Par une décision du 20 octobre 2011 (1), la Cour de cassation s’est prononcée pour la première fois sur la possibilité pour un tiers, autorisé par le licencié, d’utiliser un logiciel à des fins de migration des données, ce afin de faciliter le passage d’un logiciel à un autre programme concurrent. En l’espèce, M. X., salarié de la société Fiducial Informatique, avait développé plusieurs logiciels à destination d’huissiers de justice. Après son départ de cette société, il créa un nouveau logiciel, destiné à cette même profession. Outre l’installation de son logiciel, étaient proposés à ses clients des services complémentaires d’extraction et de migration des données, afin de permettre le fonctionnement de son logiciel à partir des données stockées dans l’ancien logiciel de la société Fiducial Informatique. Cette dernière, qui avait fait constater que M.X. détenait et utilisait sans droit ses logiciels pour procéder aux opérations de migration, l’avait assigné pour contrefaçon.
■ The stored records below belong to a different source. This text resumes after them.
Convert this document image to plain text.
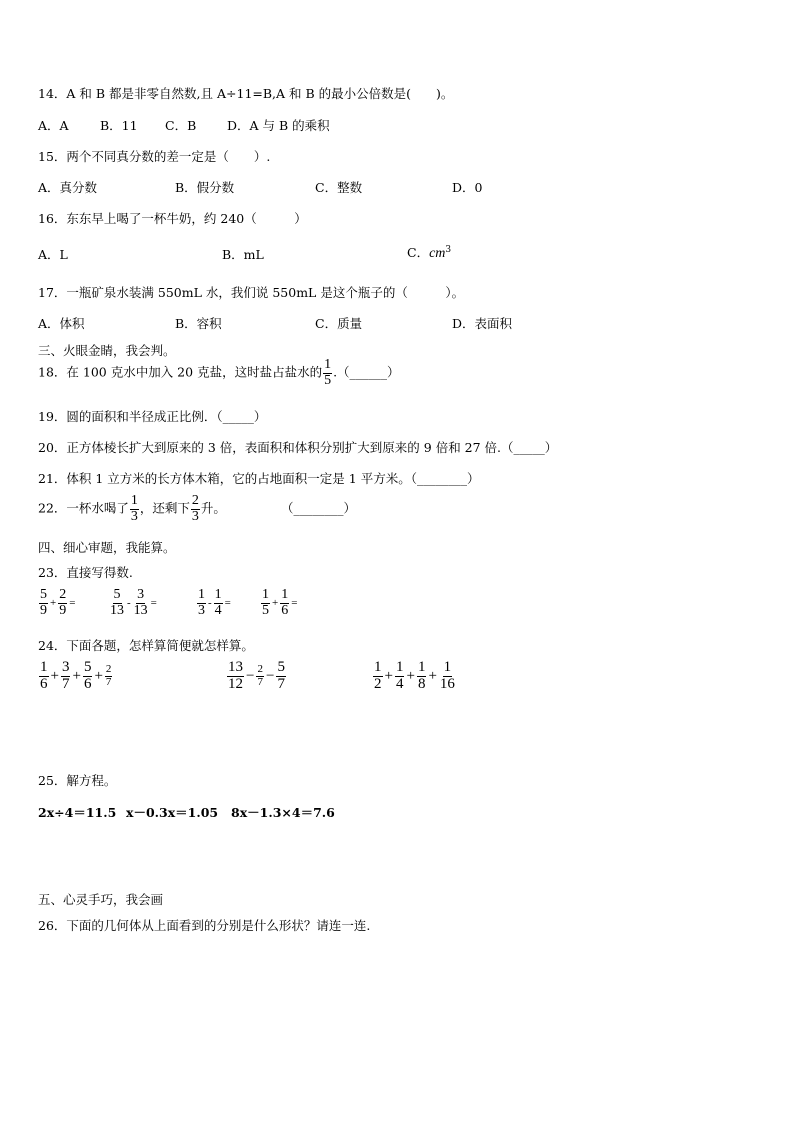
14．A 和 B 都是非零自然数,且 A÷11=B,A 和 B 的最小公倍数是(　　)。
A．A	B．11 C．B D．A 与 B 的乘积
15．两个不同真分数的差一定是（　　）.
A．真分数	B．假分数	C．整数	D．0
16．东东早上喝了一杯牛奶，约 240（　　　）
A．L	B．mL	C．$cm^3$
17．一瓶矿泉水装满 550mL 水，我们说 550mL 是这个瓶子的（　　　）。
A．体积	B．容积	C．质量	D．表面积
三、火眼金睛，我会判。
18．在 100 克水中加入 20 克盐，这时盐占盐水的 $\frac{1}{5}$ .（______）
19．圆的面积和半径成正比例．（_____）
20．正方体棱长扩大到原来的 3 倍，表面积和体积分别扩大到原来的 9 倍和 27 倍.（_____）
21．体积 1 立方米的长方体木箱，它的占地面积一定是 1 平方米。（________）
22．一杯水喝了 $\frac{1}{3}$ ，还剩下 $\frac{2}{3}$ 升。	（________）
四、细心审题，我能算。
23．直接写得数.
$\frac{5}{9} + \frac{2}{9} = \frac{5}{13} - \frac{3}{13}$ =	$\frac{1}{3} - \frac{1}{4} = \frac{1}{5} + \frac{1}{6}$ =
24．下面各题，怎样算简便就怎样算。
$\frac{1}{6} + \frac{3}{7} + \frac{5}{6} + \frac{2}{7}$	$\frac{13}{12} - \frac{2}{7} - \frac{5}{7}$	$\frac{1}{2} + \frac{1}{4} + \frac{1}{8} + \frac{1}{16}$
25．解方程。
2x÷4＝11.5 x－0.3x＝1.05 8x－1.3×4＝7.6
五、心灵手巧，我会画
26．下面的几何体从上面看到的分别是什么形状？请连一连.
La Cour de Cassation a qualifié ces actes de non-contrefaisants, au motif qu’ils « s’inscrivaient dans les strictes nécessités de l’interopérabilité autorisée par l’article L. 122-6-1 IV ». Pour mémoire, l’article L. 122-6-1 IV du code de la propriété intellectuelle (2) prévoit que : « la reproduction du code du logiciel ou la traduction de la forme de ce code n’est pas soumise à l’autorisation de l’auteur lorsque la reproduction ou la traduction (…) est indispensable pour obtenir les informations nécessaires à l’interopérabilité d’un logiciel créé de façon indépendante avec d’autres logiciels, sous réserve que soient réunies les conditions suivantes (…). »

La Cour de cassation a fait sienne la définition communautaire de l’interopérabilité, entendue comme « la capacité d’échanger des informations et d’utiliser mutuellement les informations échangées » (3), pour en déduire que les opérations de migration s’inscrivent dans les strictes nécessités de l’interopérabilité.

Une telle interprétation est particulièrement souple, dans la mesure où :

  • l’article L. 122-6-1 IV du CPI vise une reproduction ou une traduction du code, c’est-à-dire des opérations de décompilation, alors qu’en l’espèce, M.X n’a pas accédé aux sources et s’était contenté de détenir et d’exécuter le logiciel de la société Fiducial Informatique ;
  • les opérations effectuées n’avaient pas pour finalité le fonctionnement d’un logiciel avec d’autres logiciels, comme il l’est pourtant sous-entendu tant dans le CPI que dans la directive communautaire, mais l’extraction de données, en vue de leur reprise par un logiciel concurrent, utilisé en remplacement du précédent ;
  • la Cour de cassation n’a pas examiné les conditions de mise en œuvre de l’exception d’interopérabilité.

L’exception d’interopérabilité permet la décompilation en vue de la transmission d’informations entre plusieurs logiciels, mais également, en application de cette décision, la migration de données sans décompilation, en vue du remplacement d’un logiciel par un autre.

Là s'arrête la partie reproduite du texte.